Sineater gets Best Concept. This is a really cool idea for a story, a young girl named Cassandra works as a Sineater, and she goes around and literally eats people’s sins. It’s a thankless job and she is hated for her strange powers. The whole idea is communicated brilliantly at the beginning in a conversation between a mother and daughter while Cassandra gets ready to do her job.

The art feels a little like a manga, which isn’t a bad thing and it helps Sineater feel unique.

Speaking of manga, if you like manga or anime like Soul Eater or D-Gray Man this would be a very good comic to pick up as it feels a lot like them in tone.

Some minor dialogue issues put it slightly lower than the next two comics for me, but that was being REALLY picky.

 

2 – Young, Talented… Exploited! – written by Yatuu, Translated by Fnic and published by Sloth Comics

Award: The Best Non-Traditional Comic

Available here

YTE2

This was perhaps the biggest surprise for me as a comic. It’s not a traditional comic book at all, the story isn’t fantastical, the characters are based on real people and it even has a choose-your-own-adventure element to it.

The story follows a young girl and her attempts to make a career for herself in the gaming industry and the challenges she faces. This really hit home to me as someone who, although in a very different industry, is trying to build a career for himself in our post-recession economy. It isn’t easy at all, and this comic sums it all up perfectly, the long hours, give it your all but only be left feeling unappreciated and completely disposable to businesses.

The art is minimalist and used to illustrate the words more than tell the story itself.

There’s the choose-your-own-adventure bit to it as well, which again hits the nail on the head for what it’s like trying to work these days whatever path you choose.

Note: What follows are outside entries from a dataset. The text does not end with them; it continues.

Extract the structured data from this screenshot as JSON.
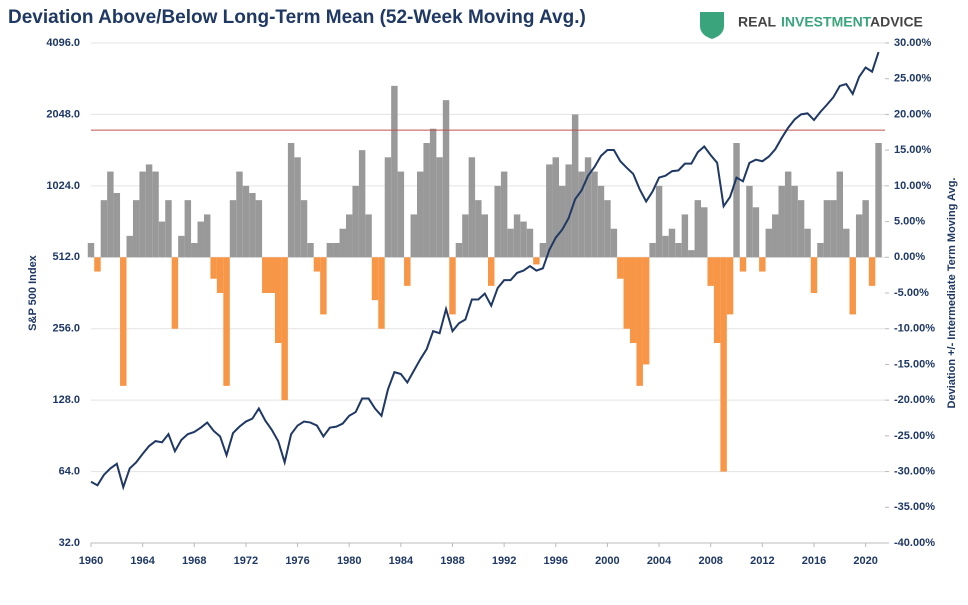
{
  "chart_data": {
    "type": "combo",
    "title": "Deviation Above/Below Long-Term Mean (52-Week Moving Avg.)",
    "logo": [
      "REAL",
      "INVESTMENT",
      "ADVICE"
    ],
    "y_label": "S&P 500 Index",
    "y2_label": "Deviation +/- Intermediate Term Moving Avg.",
    "x": [
      1960,
      1960.5,
      1961,
      1961.5,
      1962,
      1962.5,
      1963,
      1963.5,
      1964,
      1964.5,
      1965,
      1965.5,
      1966,
      1966.5,
      1967,
      1967.5,
      1968,
      1968.5,
      1969,
      1969.5,
      1970,
      1970.5,
      1971,
      1971.5,
      1972,
      1972.5,
      1973,
      1973.5,
      1974,
      1974.5,
      1975,
      1975.5,
      1976,
      1976.5,
      1977,
      1977.5,
      1978,
      1978.5,
      1979,
      1979.5,
      1980,
      1980.5,
      1981,
      1981.5,
      1982,
      1982.5,
      1983,
      1983.5,
      1984,
      1984.5,
      1985,
      1985.5,
      1986,
      1986.5,
      1987,
      1987.5,
      1988,
      1988.5,
      1989,
      1989.5,
      1990,
      1990.5,
      1991,
      1991.5,
      1992,
      1992.5,
      1993,
      1993.5,
      1994,
      1994.5,
      1995,
      1995.5,
      1996,
      1996.5,
      1997,
      1997.5,
      1998,
      1998.5,
      1999,
      1999.5,
      2000,
      2000.5,
      2001,
      2001.5,
      2002,
      2002.5,
      2003,
      2003.5,
      2004,
      2004.5,
      2005,
      2005.5,
      2006,
      2006.5,
      2007,
      2007.5,
      2008,
      2008.5,
      2009,
      2009.5,
      2010,
      2010.5,
      2011,
      2011.5,
      2012,
      2012.5,
      2013,
      2013.5,
      2014,
      2014.5,
      2015,
      2015.5,
      2016,
      2016.5,
      2017,
      2017.5,
      2018,
      2018.5,
      2019,
      2019.5,
      2020,
      2020.5,
      2021
    ],
    "series": [
      {
        "type": "bar",
        "axis": "y2",
        "color": "#999999",
        "negative_color": "#f79646",
        "values": [
          2,
          -2,
          8,
          12,
          9,
          -18,
          3,
          8,
          12,
          13,
          12,
          5,
          8,
          -10,
          3,
          8,
          2,
          5,
          6,
          -3,
          -5,
          -18,
          8,
          12,
          10,
          9,
          8,
          -5,
          -5,
          -12,
          -20,
          16,
          14,
          8,
          2,
          -2,
          -8,
          2,
          2,
          4,
          6,
          10,
          15,
          6,
          -6,
          -10,
          14,
          24,
          12,
          -4,
          6,
          12,
          16,
          18,
          14,
          22,
          -8,
          2,
          6,
          14,
          8,
          6,
          -4,
          10,
          12,
          4,
          6,
          5,
          4,
          -1,
          2,
          13,
          14,
          10,
          13,
          20,
          12,
          14,
          12,
          10,
          8,
          4,
          -3,
          -10,
          -12,
          -18,
          -15,
          2,
          10,
          3,
          4,
          2,
          6,
          1,
          8,
          7,
          -4,
          -12,
          -30,
          -8,
          16,
          -2,
          10,
          7,
          -2,
          4,
          6,
          10,
          12,
          10,
          8,
          4,
          -5,
          2,
          8,
          8,
          12,
          4,
          -8,
          6,
          8,
          -4,
          16
        ]
      },
      {
        "type": "line",
        "axis": "y",
        "color": "#1f3864",
        "values": [
          58,
          56,
          62,
          66,
          69,
          55,
          66,
          70,
          76,
          82,
          86,
          85,
          92,
          78,
          87,
          92,
          94,
          98,
          103,
          95,
          90,
          75,
          93,
          99,
          104,
          107,
          118,
          105,
          96,
          86,
          70,
          92,
          100,
          104,
          103,
          100,
          90,
          98,
          99,
          102,
          110,
          114,
          130,
          130,
          118,
          110,
          142,
          168,
          165,
          152,
          170,
          190,
          210,
          250,
          245,
          310,
          250,
          270,
          280,
          340,
          340,
          360,
          320,
          380,
          410,
          410,
          440,
          450,
          470,
          450,
          460,
          550,
          620,
          670,
          750,
          900,
          980,
          1130,
          1230,
          1370,
          1450,
          1450,
          1300,
          1220,
          1150,
          990,
          880,
          970,
          1110,
          1130,
          1180,
          1190,
          1270,
          1270,
          1420,
          1500,
          1380,
          1280,
          840,
          920,
          1110,
          1070,
          1280,
          1320,
          1300,
          1360,
          1460,
          1630,
          1800,
          1950,
          2050,
          2070,
          1940,
          2100,
          2250,
          2420,
          2700,
          2750,
          2500,
          2950,
          3230,
          3100,
          3750
        ]
      }
    ],
    "reference_line": {
      "value": 17.8,
      "axis": "y2",
      "color": "#c0504d"
    },
    "xlim": [
      1960,
      2021.5
    ],
    "xticks": [
      1960,
      1964,
      1968,
      1972,
      1976,
      1980,
      1984,
      1988,
      1992,
      1996,
      2000,
      2004,
      2008,
      2012,
      2016,
      2020
    ],
    "ylim": [
      32,
      4096
    ],
    "log_scale": true,
    "yticks": [
      {
        "value": 32,
        "label": "32.0"
      },
      {
        "value": 64,
        "label": "64.0"
      },
      {
        "value": 128,
        "label": "128.0"
      },
      {
        "value": 256,
        "label": "256.0"
      },
      {
        "value": 512,
        "label": "512.0"
      },
      {
        "value": 1024,
        "label": "1024.0"
      },
      {
        "value": 2048,
        "label": "2048.0"
      },
      {
        "value": 4096,
        "label": "4096.0"
      }
    ],
    "y2lim": [
      -40,
      30
    ],
    "y2ticks": [
      {
        "value": -40,
        "label": "-40.00%"
      },
      {
        "value": -35,
        "label": "-35.00%"
      },
      {
        "value": -30,
        "label": "-30.00%"
      },
      {
        "value": -25,
        "label": "-25.00%"
      },
      {
        "value": -20,
        "label": "-20.00%"
      },
      {
        "value": -15,
        "label": "-15.00%"
      },
      {
        "value": -10,
        "label": "-10.00%"
      },
      {
        "value": -5,
        "label": "-5.00%"
      },
      {
        "value": 0,
        "label": "0.00%"
      },
      {
        "value": 5,
        "label": "5.00%"
      },
      {
        "value": 10,
        "label": "10.00%"
      },
      {
        "value": 15,
        "label": "15.00%"
      },
      {
        "value": 20,
        "label": "20.00%"
      },
      {
        "value": 25,
        "label": "25.00%"
      },
      {
        "value": 30,
        "label": "30.00%"
      }
    ],
    "grid": true
  }
}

This really is something I wish employers, and students should read. Students to manage their expectations that things are not as easy as some people will lead you to believe and employers to give them a little perspective for their interns and graduates. I’ve put this as second as it isn’t a traditional comic as such, but it is really worth the read.

 

1 – Kings of the Wastelands – written, pencilled and inked by Delbert Hewitt Jr

Award: Best Artwork and Characters

Available here

kings

Here we are, my number 1 Indie comic I’ve read in 2015! There’s a lot of good stuff out there, but for me this one just edged it over the competition!

To start with this comic looks fantastic, very professional and the characters are full of colour and life. The characters are all animals and each has so much personality packed into them.

The story itself is very cool as well, it’s (another) post-apocalyptic wasteland, where Jacob is out for revenge against Hunter the Tiger and forms a loose band with Gib the driving Turtle and a Cat with a catapult. The plot itself is fairly simple, but that’s a good thing, it allows for fantastic character inter play, they all bounce off each other to create a fun, vibrant comic. The combat looks great and I love the touch of having the ‘Dragon’ be a Hippo.

This is a fun start to a promising series, if you want an action comic with fantastic fight scenes or if you like Mad Max, but kinda wished they were all talking animals then this is for you. The art is also fantastic and the author and colourists should feel proud of what they’ve made here.

This is why this comics (just) makes it to my number 1 spot.